I really look forward to taking so much time off from work - exploration of a state i've been to only twice - relaxation - and learning

I plan on donating quite a bit to the raffle and screen printing some decals for the ATS, I'd like to help grow this thing...

Plus I like the idea of getting a "real" vacation out of the deal every year... July here I come


----------



## Trogdora

I'll be at the ATS conference for the third year in a row.  I look forward to seeing many of you there!


----------



## Anansis

This will be our 14th annual conference and they are always a blast. Stay tuned for more announcements coming about speakers, field trips etc. In the meantime anyone who registers early (before May 1st) will be eligible to win a P. metallica sling.

http://www.atshq.org/conference.php

Any questions about the conference, send me a PM.


Ollie Meidinger
Public Relations Officer
American Tarantula Society


----------



## Porp

BrettG said:


> Anyone here besides Kelly and I going to the ATS conference??


We are planning on going, Patrick has gotten us stoked about it, my wife and 2 kids (4 and 6) are very excited. I sure hope the savings account has built up enough by then so we can go!


----------



## arachnidsrva

If i hit the mega millions tonight I'll pay for the whole event and buy a nice piece of property in tucson with a pool and a slide


----------



## BrettG

arachnidsrva said:


> If i hit the mega millions tonight I'll pay for the whole event and buy a nice piece of property in tucson with a pool and a slide


Make it in Oro Valley 
 it does not have the sewage treatment plant smell that the upper half of Tuscon has.......


----------



## Nikki1984

I wish I had a vehicle that got better than 16 miles per gal. I would love to go to Ken the Bug Guys opening and the ATS conference. Hopefully I can get something together for the ATS conference and be able to swing by Ken's place and check it out (aka buy copious amounts of Ts) on the way back to Prescott. Nice to find other AZ enthusiasts.


----------



## Anansis

Ken is a big supporter of the ATS and will be at the conference. I expect he'll have a large number of inverts for sale in our Spider Mall.

Reactions: Like 1


----------



## arachnidsrva

Im flying to phoenix and getting a rental if anyone on the way wants a lift they can ride with my girl and I to the ATS - but you're on your own for getting back 

BrettG - I will most certainly be shipping a box of T's to you for the raffle. I plan on donating some pretty awesome stuff.... I'll get your address
in two weeks beforehand to ship

I hope to find people that can show us some awesome places in AZ  (or just tell me where to go)  - ten days off = exploration.


----------



## cacoseraph

iirc, Ken's shop is like 10-15 miles from the ATS conference and he definitely will be at the conference this year

the grand opening is going to be awesome, but the shop is only going to get better as time progresses 

here is a sneak peak from a picture i took yesterday


----------



## AzJohn

cacoseraph said:


> iirc, Ken's shop is like 10-15 miles from the ATS conference and he definitely will be at the conference this year
> 
> the grand opening is going to be awesome, but the shop is only going to get better as time progresses
> 
> here is a sneak peak from a picture i took yesterday



I'm hoping to get to the Grand opening. I have Mon off so I can spend some time traveling this weekend. I would also lie to get some personal collecting done before it gets way to hot.


----------



## arachnidsrva

*One of my donations for the raffle*

These guys came in a week ago - from Niger - im having a hard time with it and I am not sure

From what I understand you have to be a scientist to figure out  hercules vs. gigas vs. ederi

(or own a microscope)

What do you guys think???   


I think this will be an awesome donation because it has a little mystery and they're fresh off the boat. 
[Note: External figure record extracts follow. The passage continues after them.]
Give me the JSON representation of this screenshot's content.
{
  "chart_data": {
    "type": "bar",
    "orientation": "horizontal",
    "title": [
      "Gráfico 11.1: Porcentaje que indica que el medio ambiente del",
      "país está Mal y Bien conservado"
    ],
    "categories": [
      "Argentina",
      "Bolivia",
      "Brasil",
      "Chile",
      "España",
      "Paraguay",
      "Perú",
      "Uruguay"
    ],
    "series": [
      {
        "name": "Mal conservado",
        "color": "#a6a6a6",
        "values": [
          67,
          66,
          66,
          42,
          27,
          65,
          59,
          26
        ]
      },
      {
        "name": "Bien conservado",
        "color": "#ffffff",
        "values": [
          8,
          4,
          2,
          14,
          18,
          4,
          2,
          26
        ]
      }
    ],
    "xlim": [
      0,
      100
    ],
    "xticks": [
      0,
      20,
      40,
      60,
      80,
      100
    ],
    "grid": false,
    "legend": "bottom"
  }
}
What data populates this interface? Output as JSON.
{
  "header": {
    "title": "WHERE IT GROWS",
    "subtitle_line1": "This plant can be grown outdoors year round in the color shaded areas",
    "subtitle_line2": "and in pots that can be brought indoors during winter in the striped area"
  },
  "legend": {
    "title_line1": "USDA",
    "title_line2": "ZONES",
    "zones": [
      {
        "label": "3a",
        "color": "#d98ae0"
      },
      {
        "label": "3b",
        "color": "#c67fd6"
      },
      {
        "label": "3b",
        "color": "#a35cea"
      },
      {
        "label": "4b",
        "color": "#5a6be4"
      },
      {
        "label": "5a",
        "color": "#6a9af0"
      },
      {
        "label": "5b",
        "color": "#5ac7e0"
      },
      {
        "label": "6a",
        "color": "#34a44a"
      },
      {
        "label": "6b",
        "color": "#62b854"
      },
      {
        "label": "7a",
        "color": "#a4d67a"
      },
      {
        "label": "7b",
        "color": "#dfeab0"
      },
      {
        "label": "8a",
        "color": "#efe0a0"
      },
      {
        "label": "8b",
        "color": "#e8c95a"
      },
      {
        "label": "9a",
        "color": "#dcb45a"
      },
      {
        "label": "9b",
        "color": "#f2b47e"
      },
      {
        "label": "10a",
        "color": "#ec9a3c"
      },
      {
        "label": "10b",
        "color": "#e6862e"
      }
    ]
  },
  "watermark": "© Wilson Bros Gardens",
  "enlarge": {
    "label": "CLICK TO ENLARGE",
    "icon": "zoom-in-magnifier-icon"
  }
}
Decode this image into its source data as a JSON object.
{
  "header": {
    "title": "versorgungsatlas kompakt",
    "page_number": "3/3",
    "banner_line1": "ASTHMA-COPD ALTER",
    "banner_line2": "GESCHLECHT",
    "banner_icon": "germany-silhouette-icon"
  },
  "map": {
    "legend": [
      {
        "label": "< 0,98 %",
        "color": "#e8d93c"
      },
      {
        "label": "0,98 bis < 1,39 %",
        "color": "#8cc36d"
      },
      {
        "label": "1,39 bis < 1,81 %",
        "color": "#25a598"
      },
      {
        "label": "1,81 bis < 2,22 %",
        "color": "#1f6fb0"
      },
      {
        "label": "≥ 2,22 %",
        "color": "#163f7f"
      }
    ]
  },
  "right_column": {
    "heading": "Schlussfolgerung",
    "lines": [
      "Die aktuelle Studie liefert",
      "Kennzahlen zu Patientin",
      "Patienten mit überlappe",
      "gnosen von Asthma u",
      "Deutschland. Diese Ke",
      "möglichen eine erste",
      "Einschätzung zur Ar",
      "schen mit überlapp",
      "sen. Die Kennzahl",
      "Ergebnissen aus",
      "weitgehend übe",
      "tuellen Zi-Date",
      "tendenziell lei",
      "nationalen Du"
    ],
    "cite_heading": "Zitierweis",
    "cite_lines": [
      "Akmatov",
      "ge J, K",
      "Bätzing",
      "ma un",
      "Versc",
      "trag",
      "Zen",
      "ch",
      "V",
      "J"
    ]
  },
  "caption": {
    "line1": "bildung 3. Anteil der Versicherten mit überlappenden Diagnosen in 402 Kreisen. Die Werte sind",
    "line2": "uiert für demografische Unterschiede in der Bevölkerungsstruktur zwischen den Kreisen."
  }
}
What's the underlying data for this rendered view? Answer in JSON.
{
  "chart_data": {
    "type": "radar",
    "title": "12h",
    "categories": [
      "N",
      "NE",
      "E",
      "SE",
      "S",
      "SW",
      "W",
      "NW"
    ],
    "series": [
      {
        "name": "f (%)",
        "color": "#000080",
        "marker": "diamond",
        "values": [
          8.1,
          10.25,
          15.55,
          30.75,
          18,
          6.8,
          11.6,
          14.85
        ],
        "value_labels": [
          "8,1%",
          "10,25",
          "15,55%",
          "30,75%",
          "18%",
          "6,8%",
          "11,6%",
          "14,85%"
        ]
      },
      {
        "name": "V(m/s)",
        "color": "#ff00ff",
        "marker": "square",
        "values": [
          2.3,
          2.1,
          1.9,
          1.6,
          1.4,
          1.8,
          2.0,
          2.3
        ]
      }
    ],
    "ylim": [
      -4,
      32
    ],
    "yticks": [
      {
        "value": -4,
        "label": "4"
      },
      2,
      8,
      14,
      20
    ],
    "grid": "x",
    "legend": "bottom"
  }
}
Nice conversation piece too


----------



## BrettG

I think I want one,hahaha.


----------



## arachnidsrva

Well I am shipping one to your house at some point - so you can borrow it... maybe we can rig the raffle in your favor. 

Show me an awesome time around AZ and I might ship 2 

How easy/fun is scorpion hunting? I don't want to touch them and im not so much into them

How easy is it to find an A. chalcode? I couldn't ever personally take one from the wild ... 
I loved kayaking lake mead - something similar around tuscan? 

I also like trudging through rivers. - that and heineken.


----------



## BrettG

LOL @ Raffle rigging...
We still need to figure out what we are taking down.It'll all be arboreal,thats all I know.

---------- Post added 04-19-2012 at 09:54 PM ----------

Well,as far as hunting I have no idea.I know where to find behlei and paloma,but have no idea if those colonies are still there.I normally run into scorps when I am not looking for them,so I can not offer any advise on actually hunting them,other than it cannot be that hard.


----------



## arachnidsrva

I can just watch episodes of wild recon and pretend im an explorer

"take a sample"


----------



## Nikki1984

Just signed up for the ATS conference. From the pics I've seen online it looks like a good time.


----------



## Nikki1984

Did my first herping trip just north of Tucson last Sunday. It was a lot of fun and nice to get out. Definitely want to start planning get togethers if anyone is interested.


----------



## cmcghee358

I finally got my tickets/hotel room for the ATS Conference. Looking forward to drooling. I hope there are good deals to be had...


----------



## Anansis

While you can buy a T or two, don't expect to find a bunch of dealers at the conference. The field trips, speakers, picnic, roach races and camaraderie with others of similar interest are what brings me back year after year. Here's a few pictures from a previous conference.

Hotel






Roach races






Friday picnic



























And yes Arachnidsrva, I guarantee you'll see wild _Aphonopelma chalcodes_.

Reactions: Like 2


----------



## arachnidsrva

i like that sooooo much


----------